Воют духи горючих недр,
надрываются, зазывая.
Без билетов летит, живая,
молчаливая, как на смерть –
без условностей: дюжий смерд
за крылом худым краснобая –
то ли очередь, то ли стая,
то ль угаданный в дымке спектр.
 
Что ж тебе не лететь, смотри,
как играет поток весенний.
Или держит за платье пленник,
не отживший еще внутри?
Одолеть ли ему гольфстрим,
подкативший под вознесенье...
 
***
Где же мне доплыть в твою Итаку:
степь да степь, ни весел, ни ветрил,
что бы Геродот ни говорил,
сохнет между греком и варягом –
под каким ни выдвинешься флагом,
от каких ни скроешься светил –
иночеством, иноходью, шагом.
 
Расскажи, как щерится Днепро,
бес на позвоночнике порогов.
То-то суетлив омывший ноги
из купели этакой народ.
Как иные переходят вброд
море - постижимо ли, ей-богу...
 
Все-то содроганья о тебе,
ночи для меня неразрешимы.
Бражник, притулившись к знаку Шивы,
кается в безволье и гульбе.
Где теперь покорнейшей рабе
каяться созвучьями чужими
о своем пожизненном горбе:
и во гроб бочком, и в разговор,
в перекличку зяблика с вьюрками.
Что еще присевшему на камень
уступить идущему на спор –
пол-ломтя слоеной тишины,
полновесный мякиш колебаний...
так, глядишь, на всех богатства станет
из того, что выдано взаймы.
 
****
Взмахни термометром
Взмахни термометром.
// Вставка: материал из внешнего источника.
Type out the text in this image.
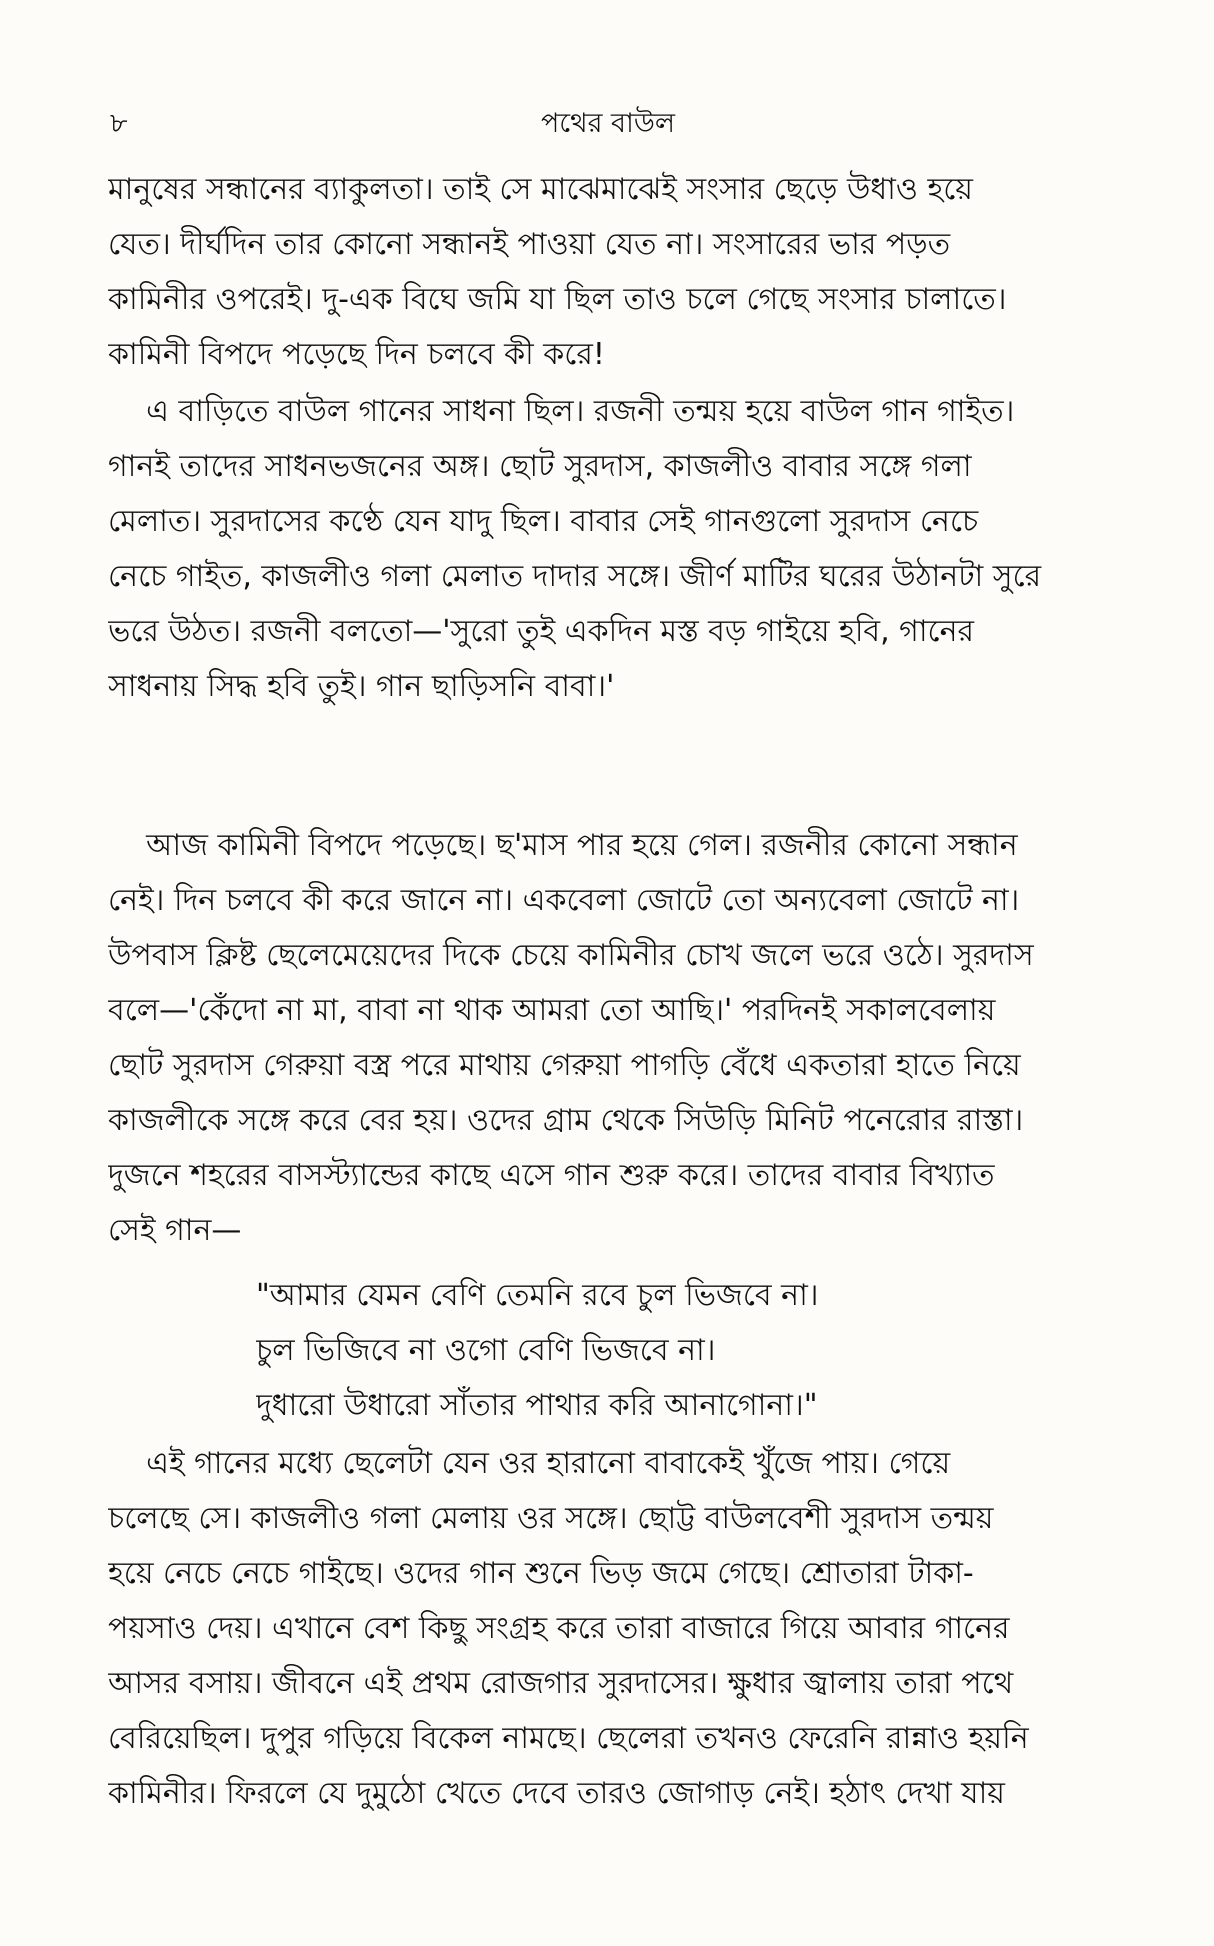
৮	পথের বাউল
মানুষের সন্ধানের ব্যাকুলতা। তাই সে মাঝেমাঝেই সংসার ছেড়ে উধাও হয়ে
যেত। দীর্ঘদিন তার কোনো সন্ধানই পাওয়া যেত না। সংসারের ভার পড়ত
কামিনীর ওপরেই। দু-এক বিঘে জমি যা ছিল তাও চলে গেছে সংসার চালাতে।
কামিনী বিপদে পড়েছে দিন চলবে কী করে!
এ বাড়িতে বাউল গানের সাধনা ছিল। রজনী তন্ময় হয়ে বাউল গান গাইত।
গানই তাদের সাধনভজনের অঙ্গ। ছোট সুরদাস, কাজলীও বাবার সঙ্গে গলা
মেলাত। সুরদাসের কণ্ঠে যেন যাদু ছিল। বাবার সেই গানগুলো সুরদাস নেচে
নেচে গাইত, কাজলীও গলা মেলাত দাদার সঙ্গে। জীর্ণ মাটির ঘরের উঠানটা সুরে
ভরে উঠত। রজনী বলতো—'সুরো তুই একদিন মস্ত বড় গাইয়ে হবি, গানের
সাধনায় সিদ্ধ হবি তুই। গান ছাড়িসনি বাবা।'
আজ কামিনী বিপদে পড়েছে। ছ'মাস পার হয়ে গেল। রজনীর কোনো সন্ধান
নেই। দিন চলবে কী করে জানে না। একবেলা জোটে তো অন্যবেলা জোটে না।
উপবাস ক্লিষ্ট ছেলেমেয়েদের দিকে চেয়ে কামিনীর চোখ জলে ভরে ওঠে। সুরদাস
বলে—'কেঁদো না মা, বাবা না থাক আমরা তো আছি।' পরদিনই সকালবেলায়
ছোট সুরদাস গেরুয়া বস্ত্র পরে মাথায় গেরুয়া পাগড়ি বেঁধে একতারা হাতে নিয়ে
কাজলীকে সঙ্গে করে বের হয়। ওদের গ্রাম থেকে সিউড়ি মিনিট পনেরোর রাস্তা।
দুজনে শহরের বাসস্ট্যান্ডের কাছে এসে গান শুরু করে। তাদের বাবার বিখ্যাত
সেই গান—
"আমার যেমন বেণি তেমনি রবে চুল ভিজবে না।
চুল ভিজিবে না ওগো বেণি ভিজবে না।
দুধারো উধারো সাঁতার পাথার করি আনাগোনা।"
এই গানের মধ্যে ছেলেটা যেন ওর হারানো বাবাকেই খুঁজে পায়। গেয়ে
চলেছে সে। কাজলীও গলা মেলায় ওর সঙ্গে। ছোট্ট বাউলবেশী সুরদাস তন্ময়
হয়ে নেচে নেচে গাইছে। ওদের গান শুনে ভিড় জমে গেছে। শ্রোতারা টাকা-
পয়সাও দেয়। এখানে বেশ কিছু সংগ্রহ করে তারা বাজারে গিয়ে আবার গানের
আসর বসায়। জীবনে এই প্রথম রোজগার সুরদাসের। ক্ষুধার জ্বালায় তারা পথে
বেরিয়েছিল। দুপুর গড়িয়ে বিকেল নামছে। ছেলেরা তখনও ফেরেনি রান্নাও হয়নি
কামিনীর। ফিরলে যে দুমুঠো খেতে দেবে তারও জোগাড় নেই। হঠাৎ দেখা যায়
Что с того,
что чувств -- ни пятого, ни шестого,
когда и атлас одной шестой
похож на атласы Пирогова.
По хлипким швам разнята башка,
и гул внутри как в утробе Спасской.
Сожми руками, тверда рука.
Рука спасительна как повязка.
 
Как связь. Как вязкий гречишный мед.
Поставь до святок в конце июля –
саднит, горчит, но течет, течет,
не помня соты, не зная улья,
на разгоревшуюся гортань,
красней жерла (Ключевская сопка –
смиренней)
Связывая ragtime,
как чинят ветхое платье штопкой –
в льняное долгое суровье,
в рябые длительные октавы :
стучишь, что пальцем зерно клюешь –
слепым, приладившимся, костлявым...
 
Ах доктор Мойер, ах доктор Шлемм
и прочих немцев скупая милость!
Загнать бы голову в грузный шлем,
чтоб даже шороха не случилось
извне услышать. Какой обман
все ваши градусы, ваши меры,
когда от духа святого пьян
и от него же, поди, беремен
конец пера, уголек, мелок,
и острие скальпелька стального.
Трамвайной линии не глубок
надрез на улице Пирогова.
Но так тревожит. Не оттого ль
звонки ушедших вагонов резки,
что на ходу постигают боль
путей, искромсанных на отрезки.
 
Спас
 
Ересь белого налива,
загорелые колени –
вот и лето: от разрыва
спелой тучи до Успенья.
Село бабочкой на палец,
стало куколкой в ладони.
Ах, мин херц, еще не аллес!
Сердце стынет, сердце стонет,
буря мглою небо... полно!
Это яблоко червиво.
Это дерево припомнит
руки Евы, стан Годивы,
речь назойливой Далилы,
скорбный очерк Магдалины...
Эта ветка тень продлила
на двойные крестовины
нашей детской. Нашей взрослой,
нашей жизни продолженье
так сомнительно и слезно.
Так бесспорно. Так на клейких,
В паутинке, рыжих листьях
поджигают капли радуг –
ради бога, без корысти,
в потаенных дебрях сада.
 
***
«Не пощажу ни сил своих, ни дней,
Чтоб извести поэтов и чертей» («Фауст»)
 
Мы отстояли холод, как вечерню,
и воздух предвещает воскресенье.
Но постный снег в окурках и дерьме
собачьем, незаметном при луне.
И сыростью помечены колени.
А голос ищет, вдохновиться чем бы –
мы думали, диван пора похерить,
и экс-поэт засиживался в креслах...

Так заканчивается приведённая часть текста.